Não há
como devanear muito, mas estamos afeitos a glórias, a fracassos, a moléstias, a
quesitos materiais, na verdade, e haverá algo maior do que nós mesmos no
Universo, um Eu Superior a nós mesmos, que rege tudo e todos, e que porventura
alguma crença ou outra deposite Nele, sempre o mesmo, designações as mais
várias, sob o signo de que seríamos algo além de nós mesmos, quiçá o homem
ainda encontre dentro de si essas designações, essas crenças que ao olhar da
ciência de Jung seriam os arquétipos coletivos, mas ao olhar de um crente pode
ser Deus, ou uma tradução inequívoca que alguns acreditem até na matéria, mas o
poder da crença, de voar através dela, é inerente ao ser humano. Jung mesmo
depositava grande estima pela espiritualidade, e acreditava no Poder sobre
humano da fé e da religião, não exatamente como dogma, mas algo que nos “religaria”
ao divino.
Seria o
Eu algo que nem o cérebro humano transcreveria para o ser, algo que venha do
espírito, algo que sequer a neurologia poderia explicar, quiçá aquele espírito
indescritível, enquanto não se poderia provar, não uma projeção mental, mas um
cerne que estaria disposto no Cosmos, igualmente, como rebatimento não apenas
percebível, mas fruto de nossos níveis de consciência? Os estudos recentes da
neuro-espiritualidade como forma de explicar coisas intangíveis talvez não seja
tão importante para a medicina, pois esta se forma a partir do algo concreto, e
não há porque explicar cientificamente as coisas espirituais. Cada ser é como
é, apenas isto, e não generalizar como método a espiritualidade, explicá-la, dissecá-la,
vem a dar nos costados em que a ciência quer agora talvez abraçar o próprio
universo com braços exangues e pífios, pois o homem sequer pode compreender a
si mesmo, haja vista sequer usar de toda a sua massa encefálica.
Os
estudos de Jung, no entanto, principalmente em seus textos sobre a alquimia,
demonstram a busca da sabedoria pela luz, a individuação e o contexto místico
sobre o universo humano, sendo a simbologia dos mitos e arquétipos aquilo que
sempre fará a diferença no ser, porquanto não há como dissuadir muito de seu
arcabouço teórico, pois não há passagens para o infinito, e o que temos na
Terra são inúmeras culturas a que algumas sequer ainda as conhecemos.

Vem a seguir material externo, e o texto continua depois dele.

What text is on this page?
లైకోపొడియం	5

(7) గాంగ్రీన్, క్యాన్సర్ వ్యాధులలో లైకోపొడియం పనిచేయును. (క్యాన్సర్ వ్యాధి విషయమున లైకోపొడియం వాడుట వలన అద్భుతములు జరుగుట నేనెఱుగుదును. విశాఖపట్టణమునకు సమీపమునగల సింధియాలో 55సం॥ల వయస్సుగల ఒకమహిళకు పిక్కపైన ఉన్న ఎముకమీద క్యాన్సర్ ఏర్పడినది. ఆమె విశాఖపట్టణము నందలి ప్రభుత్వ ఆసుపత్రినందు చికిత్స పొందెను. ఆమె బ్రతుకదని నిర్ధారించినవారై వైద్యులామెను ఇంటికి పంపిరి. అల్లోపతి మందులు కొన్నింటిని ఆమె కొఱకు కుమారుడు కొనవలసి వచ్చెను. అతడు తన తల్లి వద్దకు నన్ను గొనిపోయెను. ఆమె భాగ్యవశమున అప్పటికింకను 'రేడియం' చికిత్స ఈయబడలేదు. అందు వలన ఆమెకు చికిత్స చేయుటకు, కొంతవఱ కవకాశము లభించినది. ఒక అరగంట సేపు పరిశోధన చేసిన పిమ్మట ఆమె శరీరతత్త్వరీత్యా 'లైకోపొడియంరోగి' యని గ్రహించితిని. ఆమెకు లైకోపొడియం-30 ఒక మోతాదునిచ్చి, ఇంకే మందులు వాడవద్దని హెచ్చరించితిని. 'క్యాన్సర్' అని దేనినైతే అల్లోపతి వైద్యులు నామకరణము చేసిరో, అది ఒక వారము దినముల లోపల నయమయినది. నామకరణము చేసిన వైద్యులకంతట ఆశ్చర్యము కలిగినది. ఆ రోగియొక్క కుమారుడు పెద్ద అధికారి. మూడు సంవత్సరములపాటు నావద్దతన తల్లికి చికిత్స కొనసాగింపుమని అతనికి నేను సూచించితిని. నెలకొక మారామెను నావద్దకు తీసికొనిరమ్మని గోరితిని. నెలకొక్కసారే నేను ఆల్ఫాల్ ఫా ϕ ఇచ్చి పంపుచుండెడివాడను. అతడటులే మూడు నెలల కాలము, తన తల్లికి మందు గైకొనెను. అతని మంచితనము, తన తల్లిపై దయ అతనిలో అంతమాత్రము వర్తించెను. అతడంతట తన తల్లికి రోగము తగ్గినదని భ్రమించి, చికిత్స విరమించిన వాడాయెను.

Deveremos
começara a ver como esse médico olhou: a demência precoce, ou esquizofrenia,
como palco de estudos, e muitos se perguntam se Jung foi aluno de Freud, mas
quando eles se conheceram, em 1907, Jung já era médico formado e estava
trabalhando em hospitais da Suíça, tiveram profundas ligações intelectuais, mas
depois se separaram por incompatibilidades acadêmicas, apenas isso. Jung trata da
não separação ente consciente e inconsciente, vê a totalidade do eu, ou o chamado
“self”, como uma união harmônica entre esses dois estados do ser, e vai além
quando prevê e prova que existe uma gama de símbolos ou arquétipos que fazem
parte de um inconsciente coletivo, que pertence a qualquer cultura, e que vai
ser determinante no processo de individuação do citado ser humano, em
conformidade com seus sonhos, seus modos de estar inserido em um contexto
existencial e até mesmo no comportamento e atos perante a vida e o mundo. A
distinção basilar é que Jung vê a espiritualidade e a transcendência como elementos
chave para que mesmo os doentes crônicos e severamente acometidos por graves
psicoses, possam estar inseridos dentro das suas realidades anímicas, do seu “vir-a-ser”
do “aqui” e do “agora”.
Hoje,
com a psiquiatria medicamentosa e convencional, a terapia jungiana dá o suporte
necessário e finca as bandeiras para uma recuperação e reconstrução do eu
profundo do ser humano, mas saibamos que por vezes será na crença incondicional
que existe algo além do nosso próprio ser, que a crença em um Eu exterior a nós
mesmos, mas que faz parte do nosso universo perceptivo, que os enfermos mais gravemente
acometidos possam inclusive largar vícios tremendos, como as drogas, o álcool e
o tabagismo, igualmente drogas que nos afetam, se tiverem a fé nesse Eu
Supremo, que nada mais é do que Deus, assim como o Salvador nos indicou. Nessa
mesma questão, esse Poder diamantino leva adiante, através de processos
alternativos de terapias suplementares, meios que podem nos encaminhar para caminhos
mais tácitos de recuperação paulatina, se seguirmos em frente com esse
repertório que havemos de encontrar em cada passo de nossas jornadas espirituais
sobre o mundo.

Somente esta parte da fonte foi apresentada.